Je critique l’une comme l’autre de ces politiques.
Je n’en ai pas parlé jusqu’ici et pour cause, il n’y en a pas. Il n’y a pas de prisonniers politiques au Venezuela, pas de violations des droits de l’homme par sa police.
Le Venezuela est une démocratie, sans aucun doute. Certes, elle n’est pas une démocratie « apaisée » et sans conflit social. Comment pourrait-elle l’être alors que la dernière répression du peuple par l’armée date d’il y’a 20 ans, que la dernière tentative de coup d’état date d’il y’a 10 ans,?
Il y’a 10 ans, la moitié de la population vivait sous le seuil de pauvreté. Aujourd’hui, ils ne sont plus qu’un quart. Les inégalités sociales se résorbent lentement, mais pas encore totalement. Si, au Venezuela, la « lutte des classes » est bien visible, ce pays est bien une démocratie, aucun doute à ce sujet.
[1] En France, l’hommage à Chavez de M. Lurel, ministre de l’Outre-Mer s’est ainsi vu critiqué par l’UMP et le Medef.
[2] L’exhaustivité m’oblige cependant à préciser qu’un nouveau référendum constitutionnel a eu lieu en 2010, remporté celui-là par Hugo Chavez. On peut critiquer un gouvernement qui fait revoter un résultat électoral qui lui déplait… Mais la remarque s’applique tout autant aux pays européens qui ont revoté quand leurs électeurs ont refusé une plus grande intégration dans l’Europe : Irlande, Pays-Bas, France par exemple. Mais organiser un nouveau référendum comme au Vénézuela est moins critiquable que faire voter un parlement acquis à sa cause comme en France.

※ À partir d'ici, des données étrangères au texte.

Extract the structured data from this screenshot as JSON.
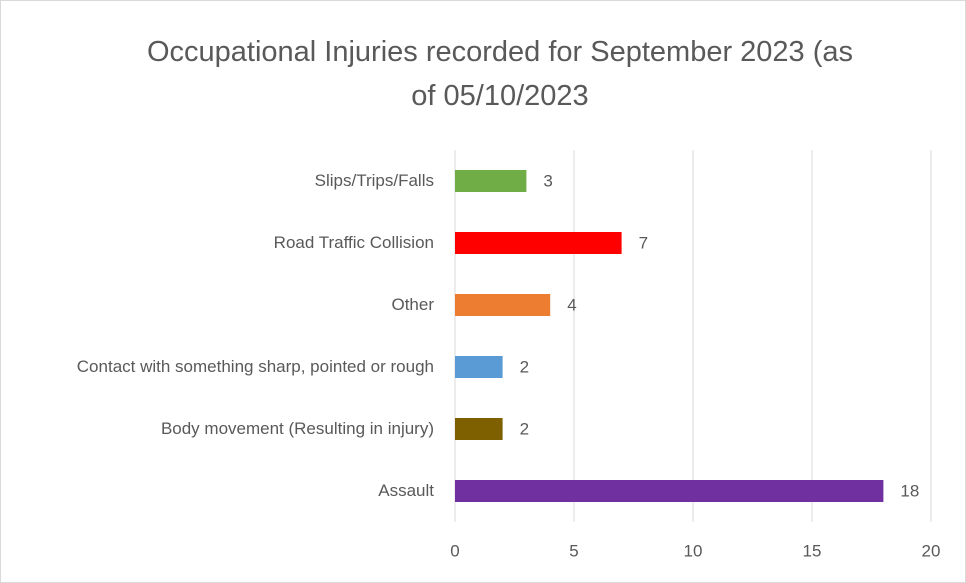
{
  "chart_data": {
    "type": "bar",
    "orientation": "horizontal",
    "title": "Occupational Injuries recorded for September 2023 (as of 05/10/2023",
    "categories": [
      "Slips/Trips/Falls",
      "Road Traffic Collision",
      "Other",
      "Contact with something sharp, pointed or rough",
      "Body movement (Resulting in injury)",
      "Assault"
    ],
    "values": [
      3,
      7,
      4,
      2,
      2,
      18
    ],
    "colors": [
      "#70ad47",
      "#ff0000",
      "#ed7d31",
      "#5b9bd5",
      "#7f6000",
      "#7030a0"
    ],
    "xlim": [
      0,
      20
    ],
    "xticks": [
      0,
      5,
      10,
      15,
      20
    ],
    "grid": true
  }
}
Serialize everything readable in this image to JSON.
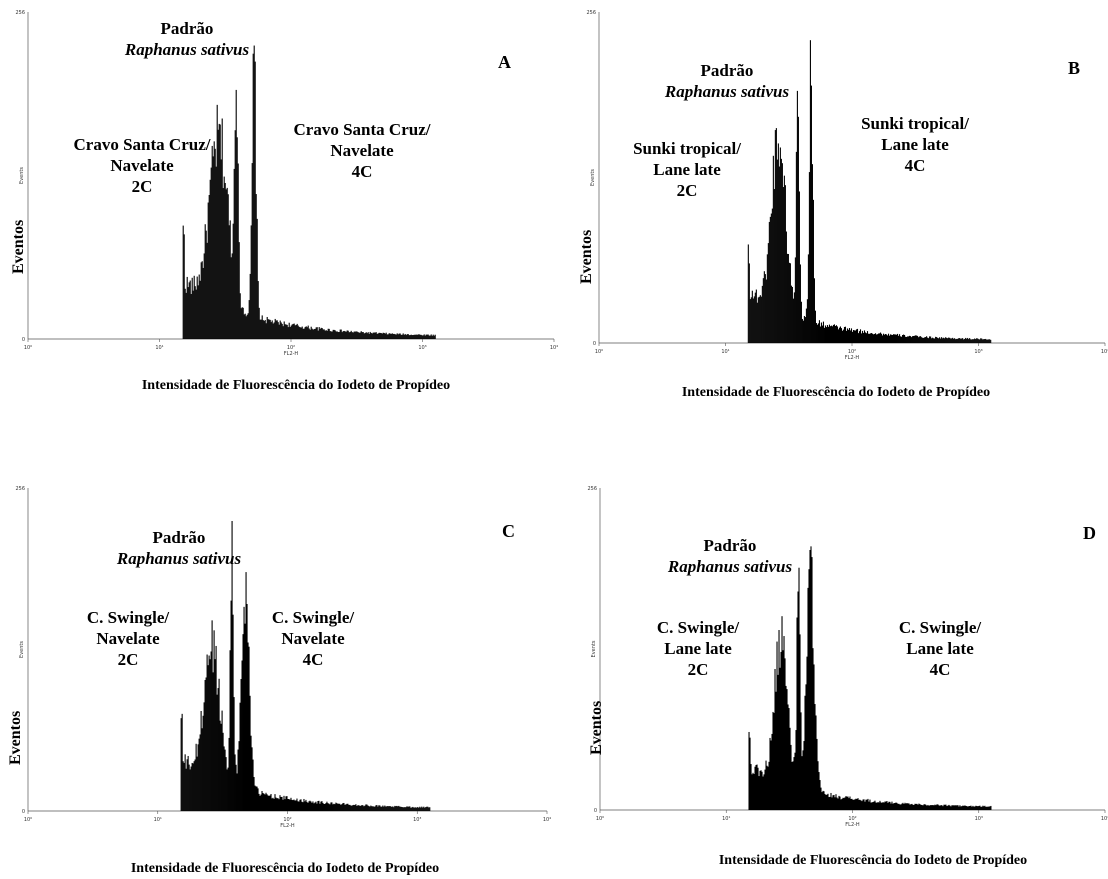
{
  "common": {
    "ylabel": "Eventos",
    "xtitle": "Intensidade de Fluorescência do Iodeto de Propídeo",
    "x_tick_labels": [
      "10⁰",
      "10¹",
      "10²",
      "10³",
      "10⁴"
    ],
    "x_axis_label": "FL2-H",
    "y_tick_labels": [
      "0",
      "Events",
      "256"
    ]
  },
  "chart_data": [
    {
      "type": "area",
      "panel": "A",
      "xscale": "log",
      "xlim": [
        1,
        10000
      ],
      "ylim": [
        0,
        256
      ],
      "labels": {
        "standard": "Padrão",
        "standard_species": "Raphanus sativus",
        "g1": [
          "Cravo Santa Cruz/",
          "Navelate",
          "2C"
        ],
        "g2": [
          "Cravo Santa Cruz/",
          "Navelate",
          "4C"
        ]
      },
      "gate_start": 15,
      "baseline": 45,
      "peaks": [
        {
          "x": 28,
          "y": 135,
          "width": 0.07
        },
        {
          "x": 38,
          "y": 190,
          "width": 0.012
        },
        {
          "x": 52,
          "y": 210,
          "width": 0.015
        }
      ]
    },
    {
      "type": "area",
      "panel": "B",
      "xscale": "log",
      "xlim": [
        1,
        10000
      ],
      "ylim": [
        0,
        256
      ],
      "labels": {
        "standard": "Padrão",
        "standard_species": "Raphanus sativus",
        "g1": [
          "Sunki tropical/",
          "Lane late",
          "2C"
        ],
        "g2": [
          "Sunki tropical/",
          "Lane late",
          "4C"
        ]
      },
      "gate_start": 15,
      "baseline": 40,
      "peaks": [
        {
          "x": 26,
          "y": 140,
          "width": 0.055
        },
        {
          "x": 37,
          "y": 190,
          "width": 0.012
        },
        {
          "x": 47,
          "y": 205,
          "width": 0.014
        }
      ]
    },
    {
      "type": "area",
      "panel": "C",
      "xscale": "log",
      "xlim": [
        1,
        10000
      ],
      "ylim": [
        0,
        256
      ],
      "labels": {
        "standard": "Padrão",
        "standard_species": "Raphanus sativus",
        "g1": [
          "C. Swingle/",
          "Navelate",
          "2C"
        ],
        "g2": [
          "C. Swingle/",
          "Navelate",
          "4C"
        ]
      },
      "gate_start": 15,
      "baseline": 40,
      "peaks": [
        {
          "x": 26,
          "y": 110,
          "width": 0.06
        },
        {
          "x": 37,
          "y": 190,
          "width": 0.012
        },
        {
          "x": 47,
          "y": 165,
          "width": 0.03
        }
      ]
    },
    {
      "type": "area",
      "panel": "D",
      "xscale": "log",
      "xlim": [
        1,
        10000
      ],
      "ylim": [
        0,
        256
      ],
      "labels": {
        "standard": "Padrão",
        "standard_species": "Raphanus sativus",
        "g1": [
          "C. Swingle/",
          "Lane late",
          "2C"
        ],
        "g2": [
          "C. Swingle/",
          "Lane late",
          "4C"
        ]
      },
      "gate_start": 15,
      "baseline": 35,
      "peaks": [
        {
          "x": 27,
          "y": 120,
          "width": 0.05
        },
        {
          "x": 37,
          "y": 190,
          "width": 0.012
        },
        {
          "x": 46,
          "y": 180,
          "width": 0.03
        }
      ]
    }
  ]
}
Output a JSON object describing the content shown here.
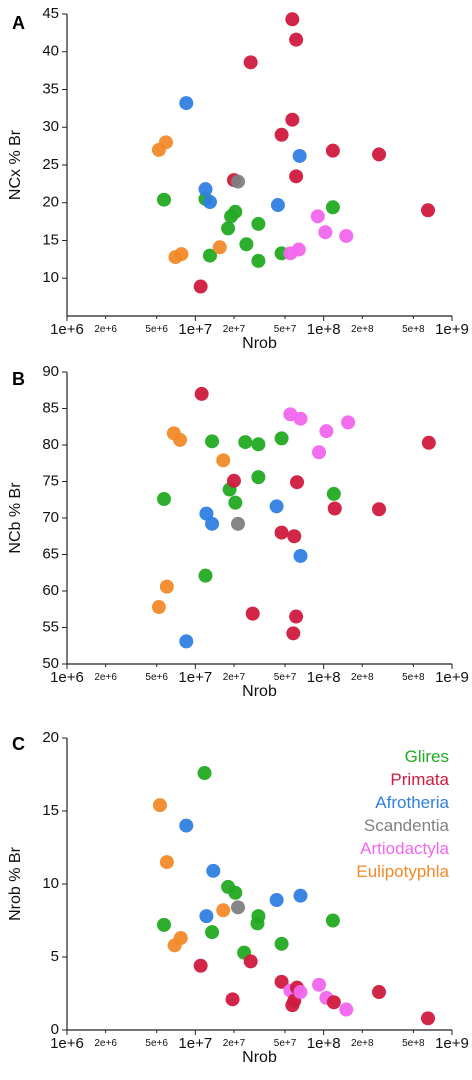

[3] La loi française prévoit un référendum d’initiative partagé. Introduit dans la réforme constitutionnelle de 2008 de N. Sarkozy. Le projet de loi organique nécessaire à sa mise en application est en attente de deuxième lecture à l’assemblée nationale. D’initiative « partagé », ce référendum requière 185 députés ou sénateurs sur 925, ce qui de fait en limite l’initiative aux seuls UMP et PS dans la configuration politique française, ainsi que les signatures d’au moins 10% du corps électoral (4 600 000 signatures donc). Néanmoins, le référendum n’a alors lieu que si le parlement n’examine pas le même texte de loi dans les 9 mois. S’il l’examine, le référendum n’a pas lieu. Impossible donc d’organiser dans les faits un référendum contraire à la volonté de l’assemblée nationale.